L’amico Sergio quando parlavamo dei dialetti diceva, beninteso senza conoscerlo, che il dialetto di Novafeltria non era un dialetto romagnolo. Si faceva confondere come molti allora dalla provincia di appartenenza di quella volta,
che era Pesaro. Io replicavo dicendo che quello di Novafeltria era un dialetto romagnolo ma ammettevo che aveva alcuni modi di dire spuri, che risentivano però più del toscano che del pesarese. Dicevo rincarando la dose che anche il dialetto di Rimini non era certo da considerarsi il romagnolo per eccellenza!
Aggiungevo inoltre che il dialetto novafeltrese era irraggiungibile da parte di quello di Rimini riguardo certi francesismi contenuti, cioè l’uso dei dittonghi che sono due vocali pronunciate insieme.
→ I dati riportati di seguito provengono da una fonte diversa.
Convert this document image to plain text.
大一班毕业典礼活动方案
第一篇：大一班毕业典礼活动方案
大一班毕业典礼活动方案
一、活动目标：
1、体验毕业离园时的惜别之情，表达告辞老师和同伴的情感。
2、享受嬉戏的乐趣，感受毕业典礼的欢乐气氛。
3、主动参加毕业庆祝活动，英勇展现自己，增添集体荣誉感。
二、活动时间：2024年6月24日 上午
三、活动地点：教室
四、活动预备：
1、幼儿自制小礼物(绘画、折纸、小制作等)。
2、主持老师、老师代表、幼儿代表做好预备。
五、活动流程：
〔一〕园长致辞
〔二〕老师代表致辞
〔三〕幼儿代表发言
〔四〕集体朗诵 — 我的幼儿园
Portavo come esempio:
Da voi si dice “i pantalun, i calzun” da noi a Novafeltria si dice invece “i pantaluon, i calzoun”.
Comunque per “tagliare la testa al toro” una volta gli ho chiesto di dirmi una parola in dialetto viserbese stretto ed io quella parola l’avrei riferita a mio cugino Franco che parlava bene il dialetto di Mercatino, addirittura quello dei primi anni ’50, per vedere se ne sapeva il significato.
I primi anni ’50 te Mercatein erano veraci e nostrani. Le macchine che giravano erano poche, per le strade si vedevano quasi solo i furgoncini col cassettone dietro, di proprietà degli artigiani che li usavano per il loro lavoro.
Avevo premesso a Sergio che anche se mio cugino il significato di quella parola non l’avesse saputo, la cosa non era indicativa in quanto tutti i dialetti come del resto quelli romagnoli, variano tra loro ogni 5 km circa di distanza.
La parola scelta dal mio amico in viserbese stretto era “Ariut” che come mi spiegò lui significa “Rivincita”.
Alla prima occasione in cui ero a Novafeltria da Franco gli ho ho chiesto se conosceva il termine dialettale “Ariut”. Lui dopo un attimo mi ha detto “sì, significa Rivincita” aggiungendo che quel termine “te Mercatein” lo si usava di solito quando si giocava a carte o a bocce.
Sono rimasto stupefatto.
Rimini ed i suoi dintorni sono a pieno titolo in Romagna come lo è anche a modo suo Novafeltria, Mercatein.